Chapter 20 Activity 9: Area Data I

NOTE: The source files for this book are available with companion package {isdas}. The source files are in Rmarkdown format and packed as templates. These files allow you execute code within the notebook, so that you can work interactively with the notes.

20.1 Practice questions

Answer the following questions:

What is a key difference between area data and point data?
What is a choropleth map?
What is a cartogram?
What are the advantages and disadvantages of these mapping techniques?

20.2 Learning objectives

In this activity, you will:

Create choroplet maps using census data.
Think about possible underlying process that could explain the pattern.
Think about ways to decide whether a landscape is random when working with area data.

20.3 Suggested reading

O’Sullivan D and Unwin D (2010) Geographic Information Analysis, 2nd Edition, Chapter 7. John Wiley & Sons: New Jersey.

20.4 Preliminaries

To start with a clean session restart the application or enter command/ctrl + shift + F10. A weaker alternative to this is to only purge user-created objects from memory with the R command rm (for “remove”), followed by a list of items to be removed. This way at least the working space is clear of extraneous items when you begin your work:

rm(list = ls())

Note that ls() lists all objects currently on the workspace.

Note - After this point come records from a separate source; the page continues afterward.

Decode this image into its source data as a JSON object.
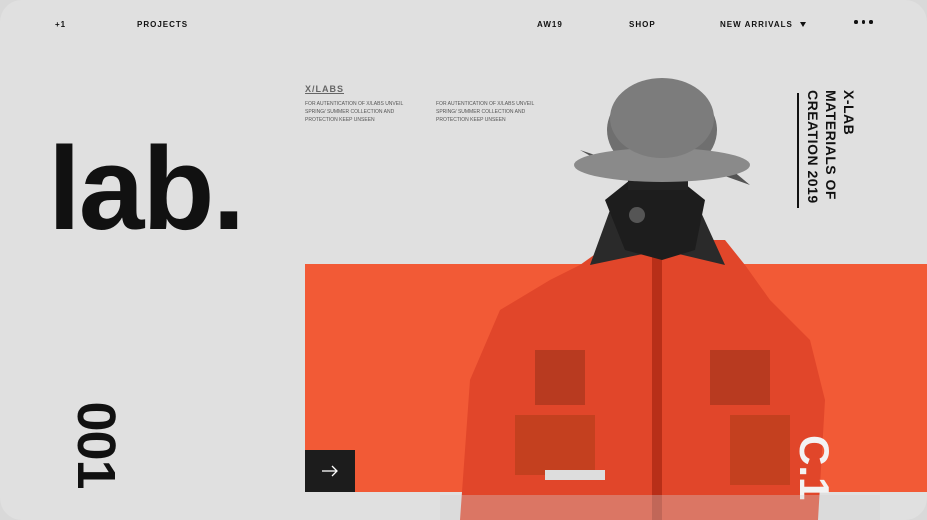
{
  "nav": {
    "logo": "+1",
    "projects": "PROJECTS",
    "aw19": "AW19",
    "shop": "SHOP",
    "new_arrivals": "NEW ARRIVALS"
  },
  "hero": {
    "word": "lab.",
    "number": "001"
  },
  "info": {
    "heading": "X/LABS",
    "col1": "FOR AUTENTICATION OF X/LABS UNVEIL SPRING/ SUMMER COLLECTION AND PROTECTION KEEP UNSEEN",
    "col2": "FOR AUTENTICATION OF X/LABS UNVEIL SPRING/ SUMMER COLLECTION AND PROTECTION KEEP UNSEEN"
  },
  "side_title": {
    "line1": "X-LAB",
    "line2": "MATERIALS OF",
    "line3": "CREATION 2019"
  },
  "photo": {
    "jacket_mark": "C.1"
  },
  "colors": {
    "accent": "#f25a36",
    "dark": "#1c1c1c",
    "background": "#e0e0e0"
  },
  "icons": {
    "arrow": "arrow-right-icon",
    "menu": "more-dots-icon",
    "dropdown": "caret-down-icon"
  }
}
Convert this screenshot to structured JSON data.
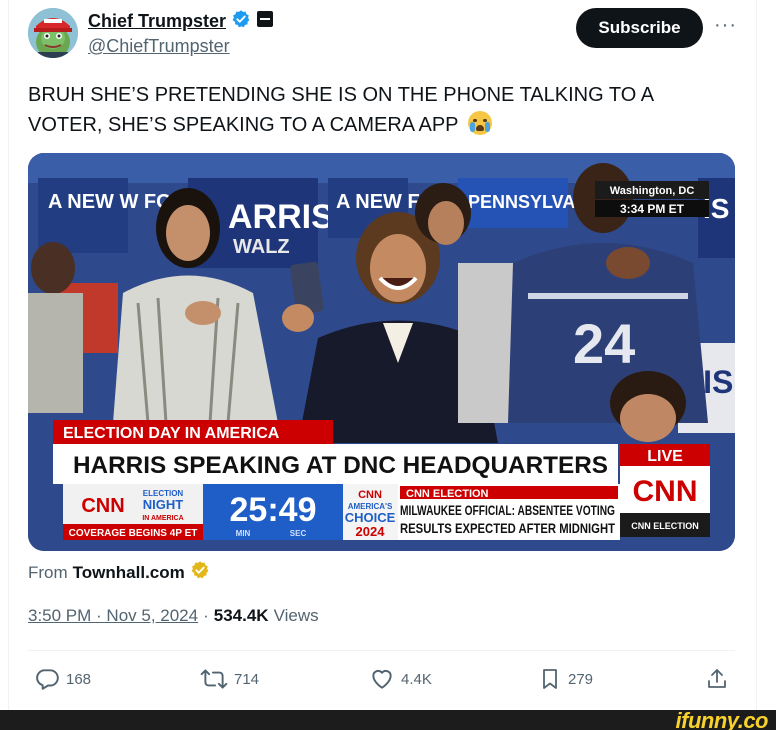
{
  "author": {
    "display_name": "Chief Trumpster",
    "handle": "@ChiefTrumpster"
  },
  "subscribe_label": "Subscribe",
  "more_label": "···",
  "tweet": {
    "text": "BRUH SHE’S PRETENDING SHE IS ON THE PHONE TALKING TO A VOTER, SHE’S SPEAKING TO A CAMERA APP"
  },
  "media": {
    "location_line1": "Washington, DC",
    "location_line2": "3:34 PM ET",
    "banner_top": "ELECTION DAY IN AMERICA",
    "headline": "HARRIS SPEAKING AT DNC HEADQUARTERS",
    "live_label": "LIVE",
    "cnn_logo": "CNN",
    "election_night_l1": "ELECTION",
    "election_night_l2": "NIGHT",
    "election_night_l3": "IN AMERICA",
    "coverage": "COVERAGE BEGINS 4P ET",
    "countdown": "25:49",
    "countdown_min": "MIN",
    "countdown_sec": "SEC",
    "choice_l1": "AMERICA'S",
    "choice_l2": "CHOICE",
    "choice_l3": "2024",
    "ticker_tag": "CNN ELECTION",
    "ticker_line1": "MILWAUKEE OFFICIAL: ABSENTEE VOTING",
    "ticker_line2": "RESULTS EXPECTED AFTER MIDNIGHT",
    "cnn_election_small": "CNN ELECTION",
    "sign_left": "A NEW W FORWA",
    "sign_harris": "ARRIS",
    "sign_walz": "WALZ",
    "sign_mid": "A NEW FO",
    "sign_penn": "PENNSYLVA",
    "sign_right": "IS",
    "jersey": "24"
  },
  "source": {
    "prefix": "From",
    "site": "Townhall.com"
  },
  "meta": {
    "time": "3:50 PM · Nov 5, 2024",
    "separator": "·",
    "views_count": "534.4K",
    "views_label": "Views"
  },
  "actions": {
    "replies": "168",
    "reposts": "714",
    "likes": "4.4K",
    "bookmarks": "279"
  },
  "watermark": "ifunny.co",
  "colors": {
    "verified_blue": "#1d9bf0",
    "verified_gold": "#e2b719",
    "cnn_red": "#cc0000",
    "cnn_blue": "#1f5ec6"
  }
}
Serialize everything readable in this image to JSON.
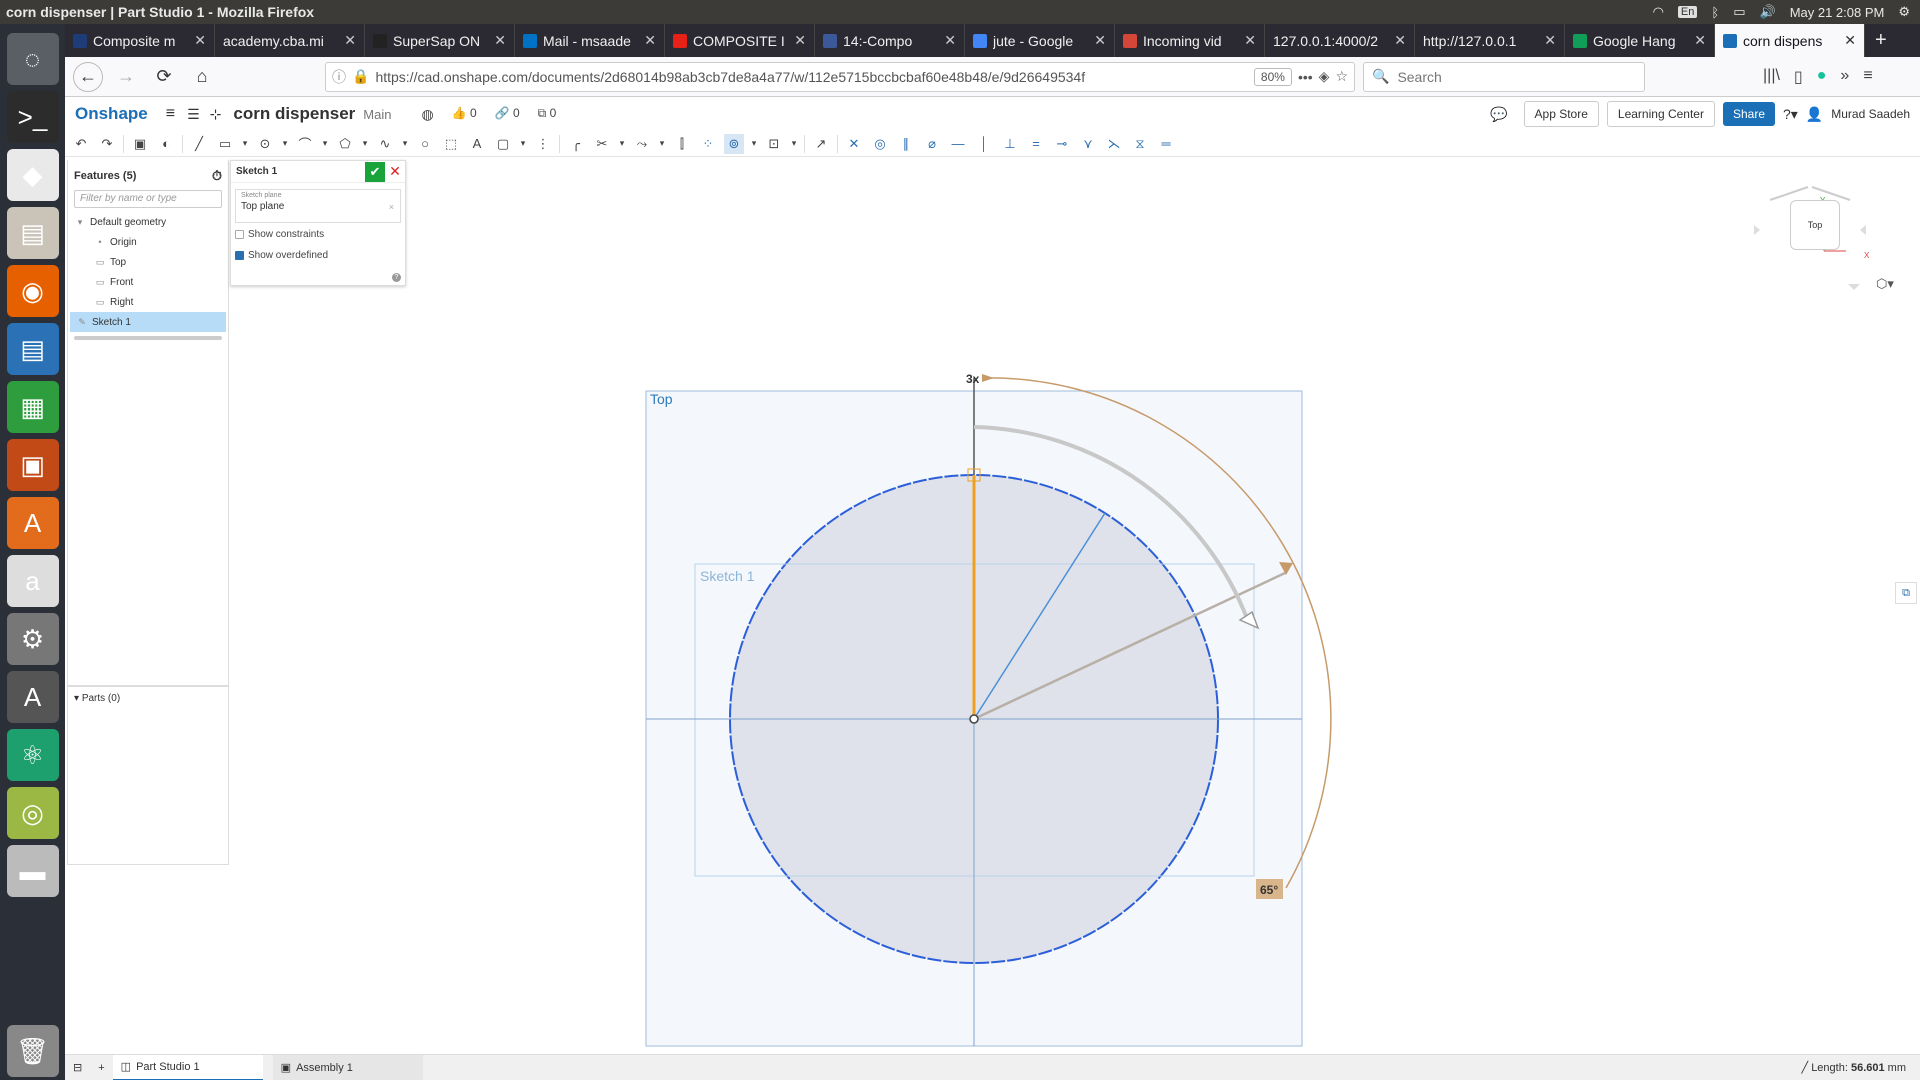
{
  "window": {
    "title": "corn dispenser | Part Studio 1 - Mozilla Firefox",
    "clock": "May 21  2:08 PM",
    "keyboard": "En"
  },
  "launcher": [
    {
      "name": "ubuntu-icon",
      "bg": "#5a5f66"
    },
    {
      "name": "terminal-icon",
      "bg": "#2c2c2c"
    },
    {
      "name": "cube-app-icon",
      "bg": "#e9e9e9"
    },
    {
      "name": "files-icon",
      "bg": "#c9c3b8"
    },
    {
      "name": "firefox-icon",
      "bg": "#e66000"
    },
    {
      "name": "writer-icon",
      "bg": "#2a72b5"
    },
    {
      "name": "calc-icon",
      "bg": "#2e9d3e"
    },
    {
      "name": "impress-icon",
      "bg": "#c24a16"
    },
    {
      "name": "software-center-icon",
      "bg": "#e36b1c"
    },
    {
      "name": "amazon-icon",
      "bg": "#ddd"
    },
    {
      "name": "settings-icon",
      "bg": "#777"
    },
    {
      "name": "updater-icon",
      "bg": "#555"
    },
    {
      "name": "atom-icon",
      "bg": "#1d9f6e"
    },
    {
      "name": "image-viewer-icon",
      "bg": "#9ab843"
    },
    {
      "name": "drive-icon",
      "bg": "#bbb"
    },
    {
      "name": "trash-icon",
      "bg": "#888"
    }
  ],
  "tabs": [
    {
      "label": "Composite m",
      "fav": "#1d3c78"
    },
    {
      "label": "academy.cba.mi",
      "fav": ""
    },
    {
      "label": "SuperSap ON",
      "fav": "#222"
    },
    {
      "label": "Mail - msaade",
      "fav": "#0072c6"
    },
    {
      "label": "COMPOSITE I",
      "fav": "#e62117"
    },
    {
      "label": "14:-Compo",
      "fav": "#3b5998"
    },
    {
      "label": "jute - Google",
      "fav": "#4285f4"
    },
    {
      "label": "Incoming vid",
      "fav": "#d44638"
    },
    {
      "label": "127.0.0.1:4000/2",
      "fav": ""
    },
    {
      "label": "http://127.0.0.1",
      "fav": ""
    },
    {
      "label": "Google Hang",
      "fav": "#0f9d58"
    },
    {
      "label": "corn dispens",
      "fav": "#1b6fb6",
      "active": true
    }
  ],
  "nav": {
    "url": "https://cad.onshape.com/documents/2d68014b98ab3cb7de8a4a77/w/112e5715bccbcbaf60e48b48/e/9d26649534f",
    "zoom": "80%",
    "search_placeholder": "Search"
  },
  "onshape": {
    "logo": "Onshape",
    "doc_name": "corn dispenser",
    "branch": "Main",
    "likes": "0",
    "links": "0",
    "copies": "0",
    "app_store": "App Store",
    "learning_center": "Learning Center",
    "share": "Share",
    "user": "Murad Saadeh"
  },
  "features": {
    "title": "Features (5)",
    "filter_placeholder": "Filter by name or type",
    "default_geometry": "Default geometry",
    "items": [
      "Origin",
      "Top",
      "Front",
      "Right"
    ],
    "sketch": "Sketch 1",
    "parts": "Parts (0)"
  },
  "sketch_dialog": {
    "title": "Sketch 1",
    "plane_label": "Sketch plane",
    "plane_value": "Top plane",
    "show_constraints": "Show constraints",
    "show_overdefined": "Show overdefined"
  },
  "canvas": {
    "plane_label": "Top",
    "sketch_label": "Sketch 1",
    "pattern_count": "3x",
    "angle": "65°",
    "view_cube": "Top",
    "axis_x": "X",
    "axis_y": "Y"
  },
  "bottom": {
    "tab1": "Part Studio 1",
    "tab2": "Assembly 1",
    "length_label": "Length:",
    "length_value": "56.601",
    "length_unit": "mm"
  },
  "colors": {
    "accent": "#1b6fb6",
    "circle": "#2b5fd9",
    "selected_line": "#f0a020",
    "angle_dim": "#c79a6a"
  }
}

Load the libraries you will use in this activity.

In addition to tidyverse, you will need sf, a package that implements simple features in R (you can learn more about this package here):

library(tidyverse)
library(sf)
library(cartogram)
library(isdas)

In the practice that preceded this activity, you learned about the area data and visualization techniques for area data.

Begin by loading the data that you will use in this activity:

data("Hamilton_CT")

This is an sf object with census tracts and selected demographic variables for the Hamilton CMA in Canada.

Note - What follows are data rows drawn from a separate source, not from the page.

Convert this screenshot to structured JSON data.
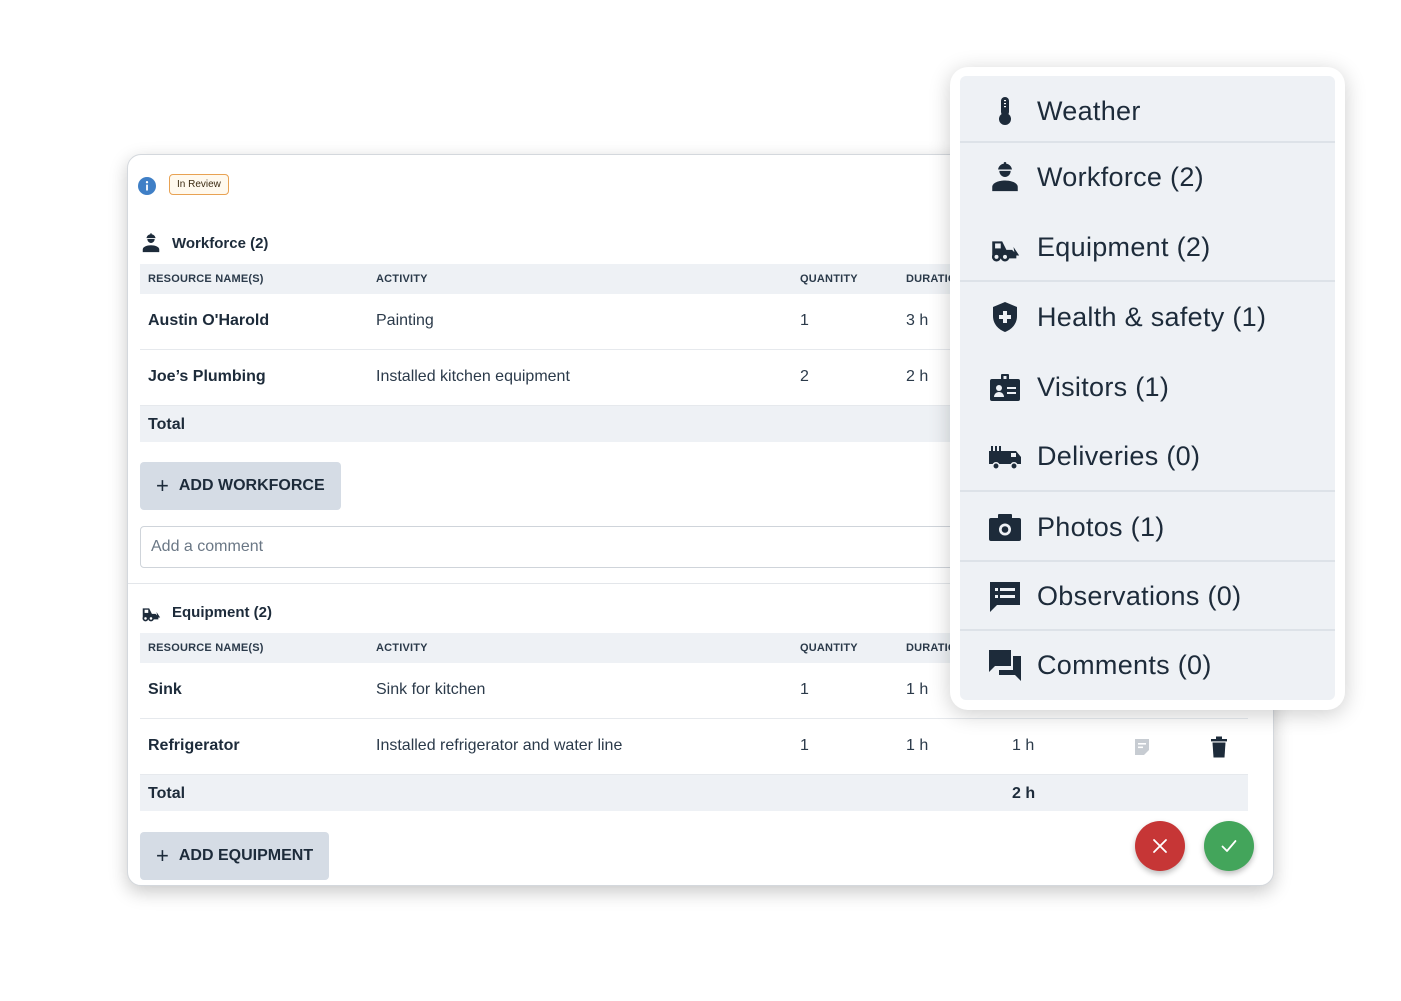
{
  "status": {
    "badge": "In Review"
  },
  "workforce": {
    "title": "Workforce (2)",
    "columns": [
      "RESOURCE NAME(S)",
      "ACTIVITY",
      "QUANTITY",
      "DURATIO"
    ],
    "rows": [
      {
        "name": "Austin O'Harold",
        "activity": "Painting",
        "quantity": "1",
        "duration": "3 h"
      },
      {
        "name": "Joe’s Plumbing",
        "activity": "Installed kitchen equipment",
        "quantity": "2",
        "duration": "2 h"
      }
    ],
    "total_label": "Total",
    "add_button": "ADD WORKFORCE",
    "comment_placeholder": "Add a comment"
  },
  "equipment": {
    "title": "Equipment (2)",
    "columns": [
      "RESOURCE NAME(S)",
      "ACTIVITY",
      "QUANTITY",
      "DURATIO"
    ],
    "rows": [
      {
        "name": "Sink",
        "activity": "Sink for kitchen",
        "quantity": "1",
        "duration": "1 h"
      },
      {
        "name": "Refrigerator",
        "activity": "Installed refrigerator and water line",
        "quantity": "1",
        "duration": "1 h",
        "total": "1 h"
      }
    ],
    "total_label": "Total",
    "total_value": "2 h",
    "add_button": "ADD EQUIPMENT"
  },
  "menu": {
    "items": [
      {
        "label": "Weather",
        "icon": "thermometer-icon"
      },
      {
        "label": "Workforce (2)",
        "icon": "worker-icon"
      },
      {
        "label": "Equipment (2)",
        "icon": "bulldozer-icon"
      },
      {
        "label": "Health & safety (1)",
        "icon": "shield-plus-icon"
      },
      {
        "label": "Visitors (1)",
        "icon": "badge-icon"
      },
      {
        "label": "Deliveries (0)",
        "icon": "truck-icon"
      },
      {
        "label": "Photos (1)",
        "icon": "camera-icon"
      },
      {
        "label": "Observations (0)",
        "icon": "list-message-icon"
      },
      {
        "label": "Comments (0)",
        "icon": "chat-icon"
      }
    ]
  },
  "colors": {
    "text": "#1d2b3a",
    "header_bg": "#eef1f5",
    "button_bg": "#d5dce5",
    "badge_border": "#e8a253",
    "info_blue": "#3f7fc6",
    "cancel_red": "#c63636",
    "confirm_green": "#43a55b"
  }
}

You can obtain new (calculated) variables as follows. For instance, to obtain the proportion of residents who are between 20 and 34 years old, and between 35 and 49:

Hamilton_CT <- Hamilton_CT |>
  mutate(Prop20to34 = (AGE_20_TO_24 + 
                         AGE_25_TO_29 + 
                         AGE_30_TO_34)/POPULATION, 
         Prop35to49 = (AGE_35_TO_39 + 
                         AGE_40_TO_44 + 
                         AGE_45_TO_49)/POPULATION)

You are ready for the next activity.

20.5 Activity

NOTE: Activities include technical “how to” tasks/questions. Usually, these ask you to practice using the software to organize data, create plots, and so on in support of analysis and interpretation. The second type of questions ask you to activate your brainware and to think geographically and statistically.

Activity Part I

Create choropleth maps for the proportion of the population who are 20 to 34 years old, 35 to 49 years old, 50 to 65 years old, and 65 and older.
Create cartograms for the proportion of the population who are 20 to 34 years old, 35 to 49 years old, 50 to 65 years old, and 65 and older.
Choose one of the maps you made in Question 1 or Question 2 and prepare to change the scheme and colors of this map to obtain 3 new maps. One map should have 2 classes/colors, another should have 5 classes/colors, and another should have 10 classes/colors. You can check different color palettes in the documentation of {ggplot2}. Which scheme is more informative? What colors looked better to you?

Activity Part II

Show your maps to a fellow student. What patterns do you notice in the distribution of population by age in Hamilton? Do you think the distribution of the population by age is random, or not random?
Devise a rule or a type of benchmark you could use to decide whether the pattern observed in a choropleth map is random. Discuss how this rule/benchmark would work.